One way to reduce your tax bill is to think charitably, according to the American Institute of CPAs: You can contribute cash, up to 60% of your adjusted gross income, to a public charity or a donor-advised fund and get a tax deduction for the amount in the year you make the donation. You could also create a private foundation, donate income to it and then determine over time how to employ it. 

If you had no reduction in income, another 13%, or $61.1 million, would be due to the IRS ($173.9 million in all).

That would reduce the windfall to $296.2 million.

There also could be state taxes either withheld or due. Unless you live where there’s no income tax or lottery wins aren’t taxed, those levies could be more than 10%, depending on where you bought the ticket and where you live.
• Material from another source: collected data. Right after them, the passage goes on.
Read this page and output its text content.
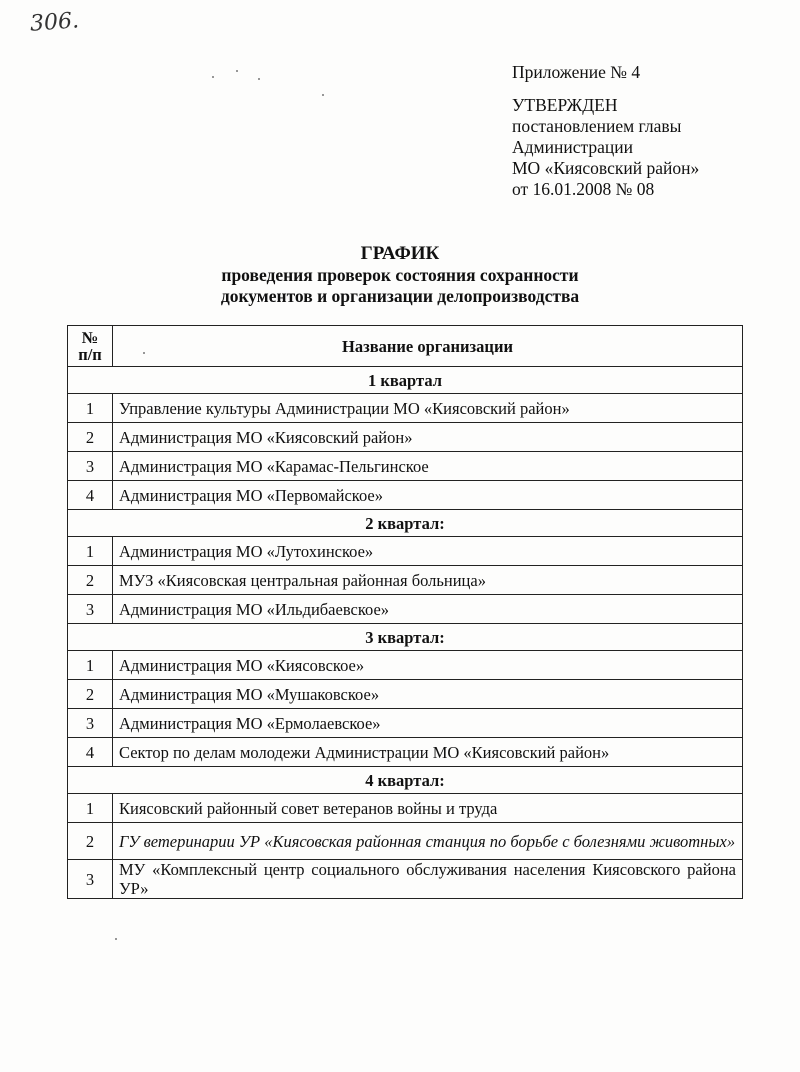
306.
Приложение № 4
УТВЕРЖДЕН
постановлением главы
Администрации
МО «Киясовский район»
от 16.01.2008 № 08
ГРАФИК
проведения проверок состояния сохранности
документов и организации делопроизводства
№
п/п	Название организации
1 квартал	
1	Управление культуры Администрации МО «Киясовский район»
2	Администрация МО «Киясовский район»
3	Администрация МО «Карамас-Пельгинское
4	Администрация МО «Первомайское»
2 квартал:	
1	Администрация МО «Лутохинское»
2	МУЗ «Киясовская центральная районная больница»
3	Администрация МО «Ильдибаевское»
3 квартал:	
1	Администрация МО «Киясовское»
2	Администрация МО «Мушаковское»
3	Администрация МО «Ермолаевское»
4	Сектор по делам молодежи Администрации МО «Киясовский район»
4 квартал:	
1	Киясовский районный совет ветеранов войны и труда
2	ГУ ветеринарии УР «Киясовская районная станция по борьбе с болезнями животных»
3	МУ «Комплексный центр социального обслуживания населения Киясовского района УР»
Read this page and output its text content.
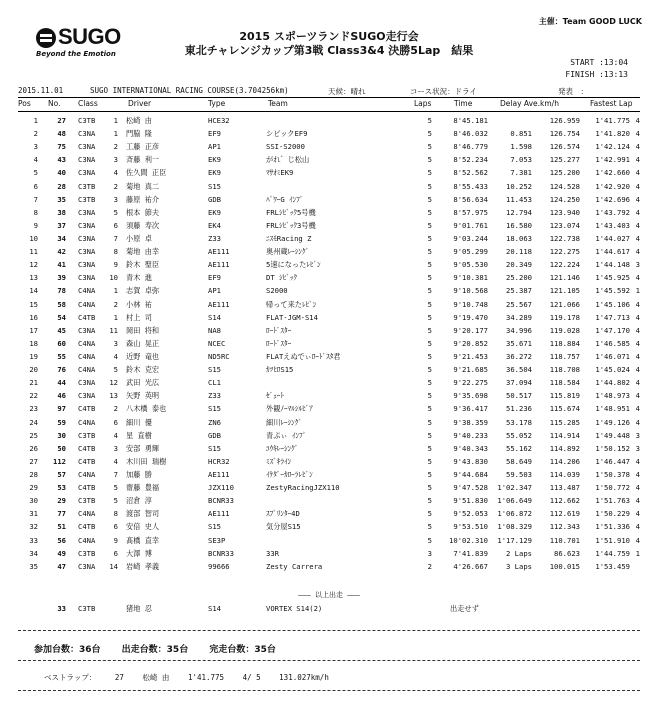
SUGO
Beyond the Emotion
主催：Team GOOD LUCK
2015 スポーツランドSUGO走行会
東北チャレンジカップ第3戦 Class3&4 決勝5Lap　結果
START :13:04
FINISH :13:13
2015.11.01	SUGO INTERNATIONAL RACING COURSE(3.704256km)	天候：晴れ	コース状況：ドライ	発表　：
Pos No. Class	Driver	Type	Team	Laps	Time	Delay Ave.km/h	Fastest Lap
1	27 C3TB	1 松崎 由	HCE32	5	8'45.181	126.959	1'41.775 4
2	48 C3NA	1 門脇 隆	EF9	シビックEF9	5	8'46.032	0.851	126.754	1'41.820 4
3	75 C3NA	2 工藤 正彦	AP1	SSI-S2000	5	8'46.779	1.598	126.574	1'42.124 4
4	43 C3NA	3 斉藤 利一	EK9	がれ゛じ松山	5	8'52.234	7.053	125.277	1'42.991 4
5	40 C3NA	4 佐久間 正臣	EK9	ﾏｻｵﾐEK9	5	8'52.562	7.381	125.200	1'42.660 4
6	28 C3TB	2 菊地 真二	S15	5	8'55.433	10.252	124.528	1'42.920 4
7	35 C3TB	3 藤原 祐介	GDB	ﾊﾟﾜｰG ｲﾝﾌﾟ	5	8'56.634	11.453	124.250	1'42.696 4
8	38 C3NA	5 根本 節夫	EK9	FRLｼﾋﾞｯｸ5号機	5	8'57.975	12.794	123.940	1'43.792 4
9	37 C3NA	6 須藤 寿次	EK4	FRLｼﾋﾞｯｸ3号機	5	9'01.761	16.580	123.074	1'43.403 4
10	34 C3NA	7 小原 卓	Z33	ﾆｽﾓRacing Z	5	9'03.244	18.063	122.738	1'44.027 4
11	42 C3NA	8 菊地 由幸	AE111	奥州蔵ﾚｰｼﾝｸﾞ	5	9'05.299	20.118	122.275	1'44.617 4
12	41 C3NA	9 鈴木 聖臣	AE111	5速になったﾚﾋﾞﾝ	5	9'05.530	20.349	122.224	1'44.148 3
13	39 C3NA 10 青木 進	EF9	DT ｼﾋﾞｯｸ	5	9'10.381	25.200	121.146	1'45.925 4
14	78 C4NA	1 志賀 卓弥	AP1	S2000	5	9'10.568	25.387	121.105	1'45.592 1
15	58 C4NA	2 小林 祐	AE111	帰って来たﾚﾋﾞﾝ	5	9'10.748	25.567	121.066	1'45.106 4
16	54 C4TB	1 村上 司	S14	FLAT-JGM-S14	5	9'19.470	34.289	119.178	1'47.713 4
17	45 C3NA 11 岡田 将和	NA8	ﾛｰﾄﾞｽﾀｰ	5	9'20.177	34.996	119.028	1'47.170 4
18	60 C4NA	3 森山 晃正	NCEC	ﾛｰﾄﾞｽﾀｰ	5	9'20.852	35.671	118.884	1'46.585 4
19	55 C4NA	4 近野 竜也	ND5RC	FLATえぬでぃﾛｰﾄﾞｽﾀ君	5	9'21.453	36.272	118.757	1'46.071 4
20	76 C4NA	5 鈴木 克宏	S15	ｶﾂﾋﾛS15	5	9'21.685	36.504	118.708	1'45.024 4
21	44 C3NA 12 武田 光広	CL1	5	9'22.275	37.094	118.584	1'44.802 4
22	46 C3NA 13 矢野 英明	Z33	ｾﾞｪｰﾄ	5	9'35.698	50.517	115.819	1'48.973 4
23	97 C4TB	2 八木橋 泰也	S15	外観ﾉｰﾏﾙｼﾙﾋﾞｱ	5	9'36.417	51.236	115.674	1'48.951 4
24	59 C4NA	6 細川 優	ZN6	細川ﾚｰｼﾝｸﾞ	5	9'38.359	53.178	115.285	1'49.126 4
25	30 C3TB	4 星 直樹	GDB	青ぷぃ ｲﾝﾌﾟ	5	9'40.233	55.052	114.914	1'49.448 3
26	50 C4TB	3 安部 勇輝	S15	ﾕｳｷﾚｰｼﾝｸﾞ	5	9'40.343	55.162	114.892	1'50.152 3
27	112 C4TB	4 木川田 瑞樹	HCR32	ﾐｽﾞｷﾗｲﾝ	5	9'43.830	58.649	114.206	1'46.447 4
28	57 C4NA	7 加藤 勝	AE111	ｲｹﾀﾞｰｶﾛｰﾗﾚﾋﾞﾝ	5	9'44.684	59.503	114.039	1'50.378 4
29	53 C4TB	5 齋藤 豊福	JZX110	ZestyRacingJZX110	5	9'47.528	1'02.347	113.487	1'50.772 4
30	29 C3TB	5 沼倉 淳	BCNR33	5	9'51.830	1'06.649	112.662	1'51.763 4
31	77 C4NA	8 渡部 智司	AE111	ｽﾌﾟﾘﾝﾀｰ4D	5	9'52.053	1'06.872	112.619	1'50.229 4
32	51 C4TB	6 安倍 史人	S15	気分屋S15	5	9'53.510	1'08.329	112.343	1'51.336 4
33	56 C4NA	9 髙橋 直幸	SE3P	5	10'02.310	1'17.129	110.701	1'51.910 4
34	49 C3TB	6 大澤 博	BCNR33	33R	3	7'41.839	2 Laps	86.623	1'44.759 1
35	47 C3NA 14 岩崎 孝義	99666	Zesty Carrera	2	4'26.667	3 Laps	100.015	1'53.459
――― 以上出走 ―――
33 C3TB	猪地 忍	S14	VORTEX S14(2)	出走せず
参加台数：36台 出走台数：35台 完走台数：35台
ベストラップ： 27 松崎 由 1'41.775 4/ 5 131.027km/h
Nevertheless, even after a big tax bill, the windfall would be more than most people see in a lifetime. It’s recommended that jackpot winners assemble a team of professionals to help navigate the claiming process, including an attorney, financial advisor and tax advisor.

The chance of a single ticket matching all six numbers drawn in Mega Millions is about 1 in 302 million. For Powerball — whose jackpot is an estimated $130 million for Monday night’s drawing — it’s 1 in 292 million.